Bagian pertama: seorang yang alim yang
membahagiakan dirinya sendiri dan membahagiakan orang lain. Beliau adalah yang
mengenal kebenaran dengan dalil bukan dengan taqlid dan mengajak manusia untuk
mengenal kebenaran dengan dalilnya, bukan untuk taqlid kepadanya.
Bagian
kedua: orang yang membinasakan dirinya sendiri dan membinasakan orang lain, dia
adalah orang yang taqlid kepada orang tuanya, kakeknya, terhadap apa yang mereka
yakini dan yang mereka anggap baik dan meninggalkan untuk menimbang sesuatu
dengan akalnya. [Dia] mengajak manusia untuk taqlid kepadanya, orang buta tidak
dapat menuntun orang yang buta pula. Maka apabila taqlid terhadap para tokoh
tercela, bukan perkara yang dibolehkan dalam perkara aqidah, maka taqlid
terhadap kitab-kitab pun -lebih pantas dan lebih utama - tercelanya.

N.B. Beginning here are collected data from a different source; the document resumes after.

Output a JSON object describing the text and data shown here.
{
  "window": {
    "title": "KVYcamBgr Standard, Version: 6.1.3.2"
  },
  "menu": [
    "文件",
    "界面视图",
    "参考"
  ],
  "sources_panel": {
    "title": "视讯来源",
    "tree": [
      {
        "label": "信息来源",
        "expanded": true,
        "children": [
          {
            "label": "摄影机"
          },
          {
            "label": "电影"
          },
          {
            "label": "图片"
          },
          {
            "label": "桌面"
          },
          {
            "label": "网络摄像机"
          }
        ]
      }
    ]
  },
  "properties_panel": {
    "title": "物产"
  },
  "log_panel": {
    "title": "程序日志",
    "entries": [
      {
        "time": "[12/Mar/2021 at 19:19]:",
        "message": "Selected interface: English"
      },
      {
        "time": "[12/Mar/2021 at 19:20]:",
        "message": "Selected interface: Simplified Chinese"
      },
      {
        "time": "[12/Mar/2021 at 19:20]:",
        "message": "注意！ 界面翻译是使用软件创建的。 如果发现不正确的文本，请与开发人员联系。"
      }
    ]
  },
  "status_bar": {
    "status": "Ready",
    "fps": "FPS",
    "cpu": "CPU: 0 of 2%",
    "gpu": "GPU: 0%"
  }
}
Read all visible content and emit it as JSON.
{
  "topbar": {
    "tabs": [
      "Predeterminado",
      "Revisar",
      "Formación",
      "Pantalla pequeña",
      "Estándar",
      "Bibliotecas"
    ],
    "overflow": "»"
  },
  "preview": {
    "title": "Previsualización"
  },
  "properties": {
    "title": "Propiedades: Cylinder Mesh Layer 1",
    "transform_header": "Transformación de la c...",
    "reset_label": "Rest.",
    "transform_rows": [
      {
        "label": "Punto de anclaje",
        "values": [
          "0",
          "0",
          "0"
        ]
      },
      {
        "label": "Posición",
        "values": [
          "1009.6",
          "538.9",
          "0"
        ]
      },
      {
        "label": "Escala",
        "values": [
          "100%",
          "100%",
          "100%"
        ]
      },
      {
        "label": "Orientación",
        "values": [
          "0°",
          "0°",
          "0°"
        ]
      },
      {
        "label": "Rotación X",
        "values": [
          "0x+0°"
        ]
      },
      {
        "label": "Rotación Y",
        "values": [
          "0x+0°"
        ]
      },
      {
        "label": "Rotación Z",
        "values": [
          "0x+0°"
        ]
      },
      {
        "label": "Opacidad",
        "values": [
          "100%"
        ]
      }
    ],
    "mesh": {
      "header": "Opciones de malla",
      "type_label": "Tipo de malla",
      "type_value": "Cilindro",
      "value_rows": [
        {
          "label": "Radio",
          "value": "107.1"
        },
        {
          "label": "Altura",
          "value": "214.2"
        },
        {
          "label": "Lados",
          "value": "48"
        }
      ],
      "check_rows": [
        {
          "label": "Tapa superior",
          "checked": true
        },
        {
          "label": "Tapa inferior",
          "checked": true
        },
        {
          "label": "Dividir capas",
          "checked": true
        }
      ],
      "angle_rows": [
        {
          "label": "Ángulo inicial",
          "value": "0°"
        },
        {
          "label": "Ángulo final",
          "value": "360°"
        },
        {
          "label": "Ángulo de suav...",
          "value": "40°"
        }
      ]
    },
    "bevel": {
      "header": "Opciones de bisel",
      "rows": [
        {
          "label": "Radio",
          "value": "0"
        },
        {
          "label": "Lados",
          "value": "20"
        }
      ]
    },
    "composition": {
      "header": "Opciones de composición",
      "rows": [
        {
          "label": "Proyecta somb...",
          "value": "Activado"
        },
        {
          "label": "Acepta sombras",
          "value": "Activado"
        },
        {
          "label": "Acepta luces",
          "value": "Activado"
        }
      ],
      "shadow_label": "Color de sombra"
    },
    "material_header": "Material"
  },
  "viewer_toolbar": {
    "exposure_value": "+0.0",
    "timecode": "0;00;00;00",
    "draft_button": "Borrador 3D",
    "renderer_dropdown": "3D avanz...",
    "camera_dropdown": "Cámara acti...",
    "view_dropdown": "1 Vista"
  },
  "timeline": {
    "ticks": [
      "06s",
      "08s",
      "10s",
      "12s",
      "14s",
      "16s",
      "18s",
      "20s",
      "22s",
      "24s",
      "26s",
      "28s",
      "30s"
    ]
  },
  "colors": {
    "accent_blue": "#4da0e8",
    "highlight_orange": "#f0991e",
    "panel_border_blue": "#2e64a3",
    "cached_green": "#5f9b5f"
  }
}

Sesungguhnya hewan yang digiring lebih baik daripada seorang muqallid (yakni
orang yg mengekor, red) yang ikut (tanpa dalil). Sesungguhnya ucapan para ulama
dan orang shalih bertentangan dan berselisih dalam banyak perkara. Maka memilih
dan mengikuti (pendapat) salah satu darinya dengan tanpa dalil adalah batil,
sebab itu adalah menguatkan sesuatu tanpa ada (alasan) yang menguatkan dan ini
bertentangan.” (Qowa’id at-Tahdits, Al-Qasimi: 360).
Dari apa yang telah
kita jelaskan ini, maka kita mengetahui bahwa terjadi perbedaan hukum antara
seorang mujtahid dengan seorang pengekor hawa nafsu, yang mengikuti ucapan
seseorang tanpa hujjah. Seorang mujtahid bila keliru, tidak menyebabkan dia
tercela, apalagi untuk dihajr dan dihukumi mubtadi’. Berbeda akan halnya seorang
muqollid - yang mengikuti hawa nafsunya - dalam keadaan dia memiliki kemampuan
untuk melihat permasalahan secara jernih, namun disebabkan karena hawa
[nafsunya] yang lebih mendominasi, maka orang yang demikian ini sudah
sepantasnya mendapat celaan.
Apabila kita telah memahami hal ini,maka
ketahuilah bahwa apa yang disebutkan oleh Al-Akh Abdullah bin Taslim dalam
makalahnya, ketika menjelaskan tentang perselisihan ulama dalam hal berhubungan
dengan yayasan ihya At-Turots:
“Kalau seandainya masalah ini menyebabkan
seseorang dicela,maka mestinya para ulama yang membolehkan mengambil bantuan
tersebut yang harus lebih dahulu dicela.Karena orang-orang yang mengambil
bantuan tersebut menyandarkan hal ini kepada fatwa para ulama tersebut!”,
demikian ucapan beliau.
Semestinya Al-Akh Abdullah bin Taslim –semoga
Allah memberi hidayah kepadanya dan kepada kita semua- mengetahui bahwa seorang
alim, yang keliru dalam berijtihad tidak dapat disamakan dengan seorang yang
mengikuti hawa nafsunya, lalu lebih memilih cara taqlid buta, tanpa peduli apa
yang akan menjadi akibat dari perbuatannya tersebut. Seorang yang nikah mut’ah
karena mengikuti hawa nafsunya, harus dicela walaupun dengan alasan dia
mengikuti pendapat Ibnu Abbas radhiallahu anhuma, sebab telah sampai kepadanya
hujjah dan hadits yang melarang hal tersebut. Dan ini tidak menyebabkan Ibnu
Abbas radhiallahu anhuma lebih berhak untuk dicela hanya karena beliaulah yang
menfatwakannya.
Seorang yang melakukan perlawanan terhadap pemerintah
harus dicela dan ditahdzir saat telah sampai kepadanya ilmu tentang hal
tersebut. Walaupun dia beralasan mengikuti perbuatan Aisyah radhiallahu anha,
Tholhah bin Ubaidillah dan Zubair bin Awwam radhiallahu anhuma dalam peristiwa
perang Jamal. Atau beralasan mengikuti pendapat Mu’awiyah bin Abi Sufyan
radhiallahuma dalam peristiwa Shiffin. Dan ini tidak menyebabkan mereka (para
shahabat radhiallahu anhum) harus dicela dan ditahdzir, disebabkan karena
kesalahan mereka tersebut dibangun di atas ijtihad. Dan masih banyak lagi
perkara yang lain yang dapat diqiyaskan kepada apa yang telah kita sebutkan ini.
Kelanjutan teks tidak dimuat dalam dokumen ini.